Faking it at the Cat Cafe
Inside the oven, the tiny kitten turned its blind, shuddering face towards me and mewed. "I think this is going to be ok." Mom didn't sound too sure.
All night she stayed up feeding the white kitten and his tabby brother baby formula from a medicine dropper. Before we went to bed, mom warned my sister and I that the kittens might not be there when we got up. We'd found them while playing in the pile of musty hay out in the barn. They were cold, barely moving, abandoned by their mother only a few days after birth. Even after warming them in the oven, they lay very still in my mother's lap. My sister and I carefully stroked the kittens' little heads and went upstairs to sleep.
In the morning, the kittens were squirming in a box filled with old dish towels and blanket scraps. After a few days of hand feeding the increasingly active kittens every few hours, mom decided it was safe to name them. I called the white kitten Snowball, and he lived with us for the next 21 years.
Affectionate, blind and deaf, and somehow still a competent hunter who loved to bring us presents, Snowball was my first pet. Over the years, many more joined the family. Goldfish, lizards, ponies, turtles, rats, snakes, rabbits, and the dozens of half-wild, feral cats that lived in the groves and outbuildings that dotted our small farm.
Some of them ended their long lives in a crying human's lap, others went to live with people who could take care of them better when I moved away from home. Eventually, I, who had always been surrounded by animals, whose first word was "kitty," ended up petless.
It would be irresponsible of me to have pets right now. I live with another person in a single room apartment. I'm busy and almost always out. I travel every three or four months. I have two very cute cactuses named Franky and Priscilla the Prickly, and that's about as far as my care taking responsibility extends.
I miss living with animals terribly.
November stressed me out. A preponderance of assignments in a second language, a double load of courses, and a welcome but time consuming influx of editing work launched me on a mission of exploration in the outer regions of my mental stamina.
One Sunday I woke up with half a Finnish essay to write and a burning sensation behind my left eye, symptoms demanding a treatment more rigorous than coffee. So I got on the next train to Tampere.
Finland's first cat cafe popped up in Tampere this October. Kissakahvila Purnauskis is home to four cats and four lanky, playful cats in training. The demand for coffee and fluffy companionship appears to be huge. I arrived ten minutes before opening and joined a crowd. We steamed up the shop's cold windows with our breaths as we tried to spot the cats.

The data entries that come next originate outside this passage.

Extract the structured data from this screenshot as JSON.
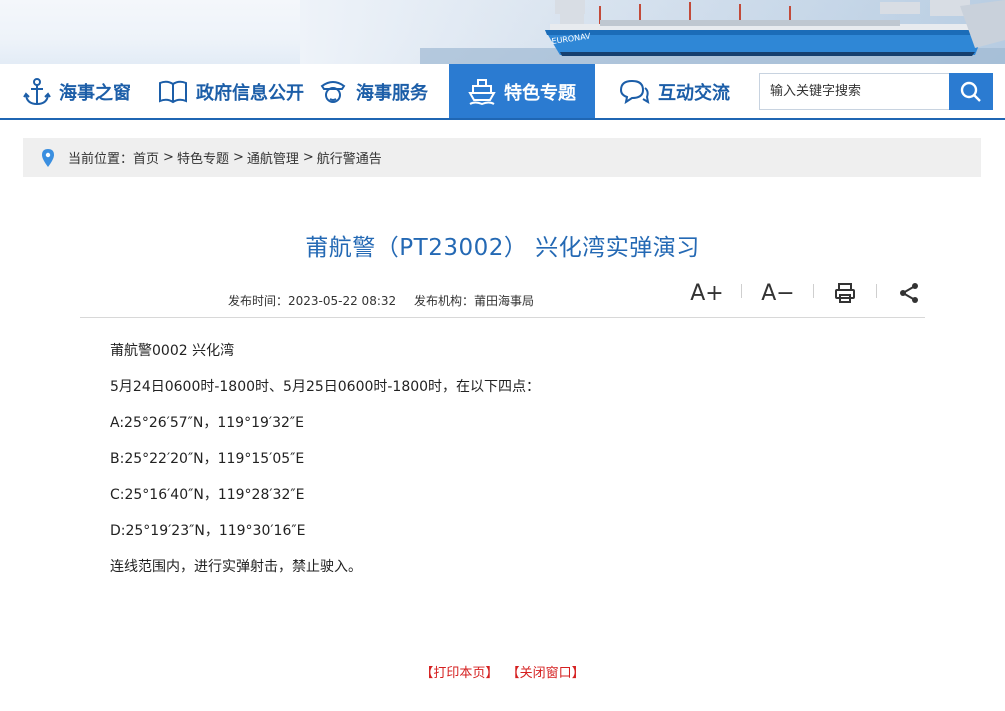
{
  "nav": {
    "items": [
      {
        "label": "海事之窗",
        "icon": "anchor-icon"
      },
      {
        "label": "政府信息公开",
        "icon": "book-icon"
      },
      {
        "label": "海事服务",
        "icon": "officer-icon"
      },
      {
        "label": "特色专题",
        "icon": "ship-icon",
        "active": true
      },
      {
        "label": "互动交流",
        "icon": "chat-icon"
      }
    ],
    "search_placeholder": "输入关键字搜索",
    "active_color": "#2b7bd1",
    "text_color": "#1c5ea8"
  },
  "breadcrumb": {
    "prefix": "当前位置：",
    "items": [
      "首页",
      "特色专题",
      "通航管理",
      "航行警通告"
    ],
    "separator": ">"
  },
  "article": {
    "title": "莆航警（PT23002） 兴化湾实弹演习",
    "publish_time": "发布时间：2023-05-22 08:32",
    "publisher": "发布机构：莆田海事局",
    "tools": {
      "font_up": "A+",
      "font_down": "A−"
    },
    "paragraphs": [
      "莆航警0002  兴化湾",
      "5月24日0600时-1800时、5月25日0600时-1800时，在以下四点：",
      "A:25°26′57″N，119°19′32″E",
      "B:25°22′20″N，119°15′05″E",
      "C:25°16′40″N，119°28′32″E",
      "D:25°19′23″N，119°30′16″E",
      "连线范围内，进行实弹射击，禁止驶入。"
    ]
  },
  "footer": {
    "print_label": "【打印本页】",
    "close_label": "【关闭窗口】",
    "link_color": "#d52020"
  }
}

The cafe opened their doors early. As I waited to pay the five euro entrance fee, a low, assertive meow sounded right next to my ear. A large, black manx stared at me from an eye-level shelf. The cat made unblinking eye contact and meowed again, letting me know whose house I was in.
"Hi," I replied.
The cat stared, a perfectly round, perfectly still ball of self-possession. I knew I'd come to the right place.
Purnauskis is a cat paradise. Guests can sit in plush easy chairs or at tables while cats leap from ledge, to shelf, to tree branch above them. A rambling piece of cat furniture fills one corner. There's even an aquarium embedded down in the wall near the cats' level.
I had worried I would stick out, coming to the cafe alone. It would be strange to read, or work on my computer as in a regular cafe. Fortunately, all kinds of people visit. There were several families with small kids, couples, a group of friends, and a few lone people like me. Chatter, delighted laughter, and children's pleased squeals filled the large room. At capacity, which the cafe reached a few minutes after opening, about 24 people fit into the space.
The intense demand is problematic. This group of cat lovers in their element created a friendly, laid back atmosphere, but when I wanted to play with a cat rather than just stroke a passing back, I had to compete with other customers. The cats' happiness and wellbeing take priority here, rightly so. There are plenty of places where cats can disappear, and more where they can watch humans from far out of reach. Most of the adult cats chose this option. The not-quite-kittens enjoyed playing. They went nuts with the human kids, running in circles around the cafe, leaping on each other, and attacking the dozens of toys.
I sipped a bottomless coffee from a wrought teacup and enjoyed the show. Occasionally I petted a passing cat or got down on the easy-clean carpet to play with a kitten when one appeared unoccupied with other people. But without chasing cats around and shouldering in on other people's cat time, this did not happen often.
Spending time in a room full of kitties made me happy, but it's a far cry from pretending you have a pet for an hour. As I watched a little girl dangle a stuffed mouse above a leaping kitten, I realized I had been hoping to recapture something of that.
Understanding better what to expect, I strongly recommend a trip to Kissakahvila Purnauskis. If you're coming from outside Tampere, it's a good idea to make a reservation. The cafe's facebook page updates weekly opening hours and availability of space. It's also full of adorable cat pictures.
One day I'll be able to live with animals again. Before then I may find myself making another trip to Tampere.